Jakarta, tvOnenews.com - Kepala Kantor Wilayah Kementerian Agama Provinsi Jawa Barat, Dudu Rohman, memberikan apresiasi tinggi terhadap terobosan Pemerintah Provinsi Jawa Barat di bawah kepemimpinan Gubernur Dedi Mulyadi (KDM) dalam memperkuat layanan keagamaan.
Fokus utama kerja sama ini adalah pembenahan fasilitas pernikahan di berbagai daerah agar lebih layak dan memudahkan masyarakat.
Dukungan tersebut disampaikan Dudu saat menghadiri Musyawarah Perencanaan Pembangunan (Musrenbang) RKPD Jawa Barat di Bale Pakuan, Bandung, Rabu (15/4).
Ia menilai rencana penyediaan aula akad nikah di setiap kabupaten/kota sebagai langkah nyata untuk mendongkrak kualitas layanan Kantor Urusan Agama (KUA).
“Kami menyambut baik program Bapak Gubernur dalam memenuhi kebutuhan masyarakat terhadap layanan keagamaan, khususnya ibadah nikah.
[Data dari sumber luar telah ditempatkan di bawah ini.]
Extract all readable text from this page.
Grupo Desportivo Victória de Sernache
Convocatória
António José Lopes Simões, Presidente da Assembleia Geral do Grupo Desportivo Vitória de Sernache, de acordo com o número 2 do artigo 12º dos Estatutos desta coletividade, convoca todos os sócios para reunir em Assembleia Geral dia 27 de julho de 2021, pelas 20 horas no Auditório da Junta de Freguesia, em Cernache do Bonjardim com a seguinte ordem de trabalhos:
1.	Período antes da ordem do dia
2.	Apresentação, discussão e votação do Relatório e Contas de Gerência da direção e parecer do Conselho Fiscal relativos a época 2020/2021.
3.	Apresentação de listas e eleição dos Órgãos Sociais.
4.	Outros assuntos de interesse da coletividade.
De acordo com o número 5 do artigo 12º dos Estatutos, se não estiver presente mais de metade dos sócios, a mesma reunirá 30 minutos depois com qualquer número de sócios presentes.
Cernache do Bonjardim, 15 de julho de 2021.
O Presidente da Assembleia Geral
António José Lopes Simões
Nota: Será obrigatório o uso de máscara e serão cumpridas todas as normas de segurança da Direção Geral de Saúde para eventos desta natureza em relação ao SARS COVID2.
Ini menjadi upaya konkret dalam mendorong peningkatan kualitas layanan KUA di Jawa Barat,” ujar Dudu dikutip dari laman jabar.kemenag.go.id.
Langkah ini dianggap sangat krusial mengingat kondisi fisik ratusan KUA di Jawa Barat saat ini cukup memprihatinkan.
Data mencatat dari 626 KUA yang ada, 198 unit mengalami rusak ringan dan 113 unit lainnya rusak berat.
Selain masalah fisik, status kepemilikan lahan KUA pun masih banyak yang belum bersertifikat atau berstatus sewa dan wakaf.
“Kondisi ini menunjukkan perlunya penguatan sarana dan prasarana KUA agar pelayanan kepada masyarakat dapat semakin optimal,” tutur Dudu.
Apalagi, angka pernikahan di Jawa Barat sangat fantastis. Sepanjang tahun 2025 saja, tercatat ada 292.112 peristiwa nikah. Namun, mayoritas masyarakat (lebih dari 234 ribu pasangan) memilih menikah di luar KUA.
Diharapkan dengan adanya aula nikah yang indah dan mengusung kearifan lokal, minat masyarakat untuk menikah di KUA akan meningkat.
“Dengan fasilitas yang memadai, masyarakat tidak perlu lagi mengeluarkan biaya tambahan untuk menyewa tempat. Ini tentu menjadi solusi, terutama bagi masyarakat dengan keterbatasan ekonomi,” tambahnya.
Dudu juga kembali mengingatkan bahwa menikah di KUA pada hari kerja sama sekali tidak dipungut biaya (gratis).
Sebaliknya, jika menikah di luar kantor atau pada hari libur, masyarakat diwajibkan membayar PNBP sebesar Rp600.000 ke kas negara.